Causational studies of life

Poorly narrated video

A quick glance at AIWorld6

First, we see the pre-life world. Here we're seeding the world with agents that have random brain structures until we stumble upon a combination where an agent is smart enough to grow at least some of the time and replicate at least some of the time.

Here we see the first burst of life. This particular growth did not end up being successful in populating the world, but this is the first one to come close to sustainable life.

Many turns later we see the first evolution of war. Notice the agents in the center are spending a lot of time fighting while many around them are growing or replicating. Their brain-hash color is darker green, which distinguishes them as being related in brain structure and having different brains than the other colors. When all the other agents around this time are replicating some of them are ending up in light-green territory which seems to trigger for the first time some previously unused neural pathway to fight. After this moment, the percentage of time agents spend fighting goes from ~0.05% to 1-3% and the number of agents killed in fighting goes up dramatically, almost as high as those killed by starvation. This demonstrates the moment when these agents evolved the ability to defend their territory.

What is the goal of AIWorld6?

AIWorld6 is a tool used to perform causational studies of life and evolution. For example, a question we might ask is 'does the concept of aging cause a species to survive dynamic weather and environment patters better?'

Using only the tools of correlation, we'd have to look for situations where one part of a species did have aging and another part of that species did not. Or where two similar species demonstrated this difference.
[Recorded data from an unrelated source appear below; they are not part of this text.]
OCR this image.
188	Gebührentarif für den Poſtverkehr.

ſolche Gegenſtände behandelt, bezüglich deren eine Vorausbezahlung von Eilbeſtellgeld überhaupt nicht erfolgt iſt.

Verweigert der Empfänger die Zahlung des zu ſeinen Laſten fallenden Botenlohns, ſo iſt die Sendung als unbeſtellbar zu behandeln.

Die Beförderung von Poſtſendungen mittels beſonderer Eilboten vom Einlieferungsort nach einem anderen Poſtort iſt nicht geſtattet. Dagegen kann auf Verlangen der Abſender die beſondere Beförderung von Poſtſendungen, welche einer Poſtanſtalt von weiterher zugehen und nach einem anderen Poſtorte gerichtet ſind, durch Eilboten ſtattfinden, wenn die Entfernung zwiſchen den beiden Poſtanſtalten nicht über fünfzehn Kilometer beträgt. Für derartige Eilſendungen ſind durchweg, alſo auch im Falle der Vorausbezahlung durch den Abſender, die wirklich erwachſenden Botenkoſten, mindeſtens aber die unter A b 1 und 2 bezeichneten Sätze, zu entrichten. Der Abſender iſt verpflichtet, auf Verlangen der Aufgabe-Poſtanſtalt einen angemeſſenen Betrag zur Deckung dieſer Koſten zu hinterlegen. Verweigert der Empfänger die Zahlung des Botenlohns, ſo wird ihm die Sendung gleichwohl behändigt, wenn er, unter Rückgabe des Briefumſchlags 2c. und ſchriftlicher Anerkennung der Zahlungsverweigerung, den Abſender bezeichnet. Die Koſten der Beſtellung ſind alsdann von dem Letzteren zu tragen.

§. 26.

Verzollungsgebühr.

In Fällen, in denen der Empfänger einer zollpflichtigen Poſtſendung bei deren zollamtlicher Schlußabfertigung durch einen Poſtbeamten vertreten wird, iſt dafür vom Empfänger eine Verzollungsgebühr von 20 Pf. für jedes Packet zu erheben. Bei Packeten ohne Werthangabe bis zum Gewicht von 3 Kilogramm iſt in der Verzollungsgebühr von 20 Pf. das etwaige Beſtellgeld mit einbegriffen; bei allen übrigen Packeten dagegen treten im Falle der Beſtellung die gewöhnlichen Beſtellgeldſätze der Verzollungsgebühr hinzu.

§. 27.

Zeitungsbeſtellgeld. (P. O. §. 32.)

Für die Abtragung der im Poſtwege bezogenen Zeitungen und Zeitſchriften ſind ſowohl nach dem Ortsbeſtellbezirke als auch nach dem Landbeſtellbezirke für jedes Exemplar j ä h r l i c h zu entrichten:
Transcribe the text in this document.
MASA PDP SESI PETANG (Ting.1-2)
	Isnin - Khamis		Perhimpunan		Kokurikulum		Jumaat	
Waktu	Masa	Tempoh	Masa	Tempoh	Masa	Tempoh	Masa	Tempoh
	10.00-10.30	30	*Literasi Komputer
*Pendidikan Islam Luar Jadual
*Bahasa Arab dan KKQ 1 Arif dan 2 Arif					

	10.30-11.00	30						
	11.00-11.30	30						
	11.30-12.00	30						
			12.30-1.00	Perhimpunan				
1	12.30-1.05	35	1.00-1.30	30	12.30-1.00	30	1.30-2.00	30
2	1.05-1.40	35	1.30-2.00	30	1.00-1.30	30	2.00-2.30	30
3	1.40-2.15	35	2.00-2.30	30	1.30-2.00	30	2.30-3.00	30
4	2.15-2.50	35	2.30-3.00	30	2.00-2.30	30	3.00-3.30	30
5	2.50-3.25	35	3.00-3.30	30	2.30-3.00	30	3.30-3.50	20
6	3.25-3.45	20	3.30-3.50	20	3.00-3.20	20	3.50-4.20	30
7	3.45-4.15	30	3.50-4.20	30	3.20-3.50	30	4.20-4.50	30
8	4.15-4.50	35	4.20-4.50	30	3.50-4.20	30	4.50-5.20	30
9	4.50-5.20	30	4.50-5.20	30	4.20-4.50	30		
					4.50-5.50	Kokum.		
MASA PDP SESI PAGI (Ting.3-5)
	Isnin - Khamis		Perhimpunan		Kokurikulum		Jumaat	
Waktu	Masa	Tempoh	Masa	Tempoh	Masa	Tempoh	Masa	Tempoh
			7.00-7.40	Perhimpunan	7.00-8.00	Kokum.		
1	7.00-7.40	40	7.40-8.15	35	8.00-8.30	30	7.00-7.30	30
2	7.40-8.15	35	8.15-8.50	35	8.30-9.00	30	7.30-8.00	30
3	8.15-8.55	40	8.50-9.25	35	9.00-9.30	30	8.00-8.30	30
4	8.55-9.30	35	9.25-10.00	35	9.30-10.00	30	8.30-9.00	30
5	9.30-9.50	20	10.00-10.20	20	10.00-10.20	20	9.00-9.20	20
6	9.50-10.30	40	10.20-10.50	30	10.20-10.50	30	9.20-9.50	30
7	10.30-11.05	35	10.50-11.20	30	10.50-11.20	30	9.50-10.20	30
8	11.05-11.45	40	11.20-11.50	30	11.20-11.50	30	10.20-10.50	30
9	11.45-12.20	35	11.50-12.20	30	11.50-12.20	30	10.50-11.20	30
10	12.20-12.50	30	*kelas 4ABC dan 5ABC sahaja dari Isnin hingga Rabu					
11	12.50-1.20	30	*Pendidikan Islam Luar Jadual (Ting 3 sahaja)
And then we'd have to look for times when they handled changing environmental conditions that were the same. And then we'd have to find many such examples that were so similar we could 'control' for every possible variable in order to prove a causational link. In short, correlational studies of this kind are impossible.

AIWorld6 solves that by creating a world where evolution is happening in real time and parameters of the world can be easily changed. In this world, all agents are created with equal bodies: same sensors, same abilities, etc. The only difference is their brains; this focuses all evolutionary changes to be on their intellect. By default all agents have a sparse 2-level NN with up to 1000 connections and no feedback loops (memory).

The combination of a simple world and a simple brain allows the simulation to run fast enough that evolution can happen in real time. Running for 4-hour on a 2-proc laptop yields not only the creation of initial lifeforms intelligent at least enough to replicate and grow, but also their first discovery of being able to attack and specific about *when* to attack so they're not blindly killing their offspring or related neighbors.

Now that the basic world is created and can run, the next steps are:

  • Design tests that indicate intelligence. These will be the core measure of whether a species is more or less intelligent than another. (Remember that intelligence is the only factor they compete on so success as a species is equivalent to intelligence.)
  • Design several tests, like introducing or removing communication, introducing or removing the ability to attack each other, etc.
  • Create a long-running peer-to-peer network of the simulation. Today it runs as a single multi-threaded c program with a python UI. Running a long-duration, multi-machine network will allow us to evolve more intelligent creates for more complex tests in the future.

3 comments:

  1. your movie is private and thus not viewable.
    it sounds interesting is there a link to install the software id like to see it on my octocore system

    ReplyDelete
  2. Still can't watch your video for some reason. It just buffers and ends showing me options for other videos. Sounds interesting though!